Internet users have been exposing an increasing amount of Personally Identifiable Information (PII) on social media. Such exposed PII can be exploited by cybercriminals and cause severe losses to the users. Informing users of their PII exposure in social media is crucial to raise their privacy awareness and encourage them to take protective measures. To this end, advanced techniques are needed to extract users’ exposed PII in social media automatically, whereas most existing studies remain manual. While Information Extraction (IE) techniques can be used to extract the PII automatically, Deep Learning (DL)-based IE models alleviate the need for feature engineering and further improve the efficiency. However, DL-based IE models often require large-scale labeled data for training, but PII-labeled social media posts are difficult to obtain due to privacy concerns. Also, these models rely heavily on pre-trained word embeddings, while PII in social media often varies in forms and thus has no fixed representations in pre-trained word embeddings. In this study, we propose the Deep Transfer Learning for PII Extraction (DTL-PIIE) framework to address these two limitations. DTL-PIIE transfers knowledge learned from publicly available PII data to social media in order to address the problem of rare PII-labeled data.
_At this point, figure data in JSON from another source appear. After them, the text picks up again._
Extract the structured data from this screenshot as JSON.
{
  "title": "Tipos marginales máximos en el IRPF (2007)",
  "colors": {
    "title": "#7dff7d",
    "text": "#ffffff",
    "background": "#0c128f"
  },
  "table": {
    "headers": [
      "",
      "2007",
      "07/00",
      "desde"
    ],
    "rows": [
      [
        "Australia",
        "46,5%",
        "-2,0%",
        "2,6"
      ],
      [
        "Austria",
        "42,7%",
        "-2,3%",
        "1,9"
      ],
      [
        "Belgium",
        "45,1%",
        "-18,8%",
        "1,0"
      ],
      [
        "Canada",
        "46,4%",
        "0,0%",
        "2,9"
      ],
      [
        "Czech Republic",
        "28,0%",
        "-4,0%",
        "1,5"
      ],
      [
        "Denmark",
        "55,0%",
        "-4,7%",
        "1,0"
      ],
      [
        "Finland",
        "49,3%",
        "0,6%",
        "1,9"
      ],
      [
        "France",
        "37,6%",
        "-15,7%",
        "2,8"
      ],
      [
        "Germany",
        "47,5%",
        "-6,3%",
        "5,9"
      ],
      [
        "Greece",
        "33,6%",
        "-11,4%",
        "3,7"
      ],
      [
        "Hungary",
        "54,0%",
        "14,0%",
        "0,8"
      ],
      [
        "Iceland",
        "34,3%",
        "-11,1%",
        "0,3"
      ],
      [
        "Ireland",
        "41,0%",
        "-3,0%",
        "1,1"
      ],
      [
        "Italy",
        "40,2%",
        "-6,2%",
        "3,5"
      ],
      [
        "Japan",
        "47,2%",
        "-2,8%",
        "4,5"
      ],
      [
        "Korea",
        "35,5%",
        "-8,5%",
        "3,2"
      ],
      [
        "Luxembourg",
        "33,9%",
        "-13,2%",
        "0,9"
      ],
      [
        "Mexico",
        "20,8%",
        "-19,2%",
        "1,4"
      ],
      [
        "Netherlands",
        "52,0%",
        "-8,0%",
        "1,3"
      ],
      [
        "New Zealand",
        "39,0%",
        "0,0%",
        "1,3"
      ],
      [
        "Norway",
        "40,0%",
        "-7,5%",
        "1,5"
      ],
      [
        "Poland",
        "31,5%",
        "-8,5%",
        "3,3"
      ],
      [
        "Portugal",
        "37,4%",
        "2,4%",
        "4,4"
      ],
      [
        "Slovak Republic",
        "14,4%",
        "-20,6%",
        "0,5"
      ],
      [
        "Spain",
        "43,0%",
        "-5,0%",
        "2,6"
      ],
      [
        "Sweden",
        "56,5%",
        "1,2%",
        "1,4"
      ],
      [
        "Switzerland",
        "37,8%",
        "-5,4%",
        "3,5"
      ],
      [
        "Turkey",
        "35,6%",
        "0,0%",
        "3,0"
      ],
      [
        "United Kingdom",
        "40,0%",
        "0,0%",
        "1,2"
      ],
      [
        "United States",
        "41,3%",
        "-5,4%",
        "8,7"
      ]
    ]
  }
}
Moreover, our framework leverages Graph Convolutional Networks (GCNs) to incorporate syntactic patterns to guide PIIE without relying on pre-trained word embeddings. Evaluation against benchmark IE models indicates that our approach outperforms state-of-the-art DL-based IE models. An ablation analysis further confirms the efficacy of each component in our model. Our proposed framework can facilitate various applications, such as PII misuse prediction and privacy risk assessment, thereby protecting the privacy of internet users.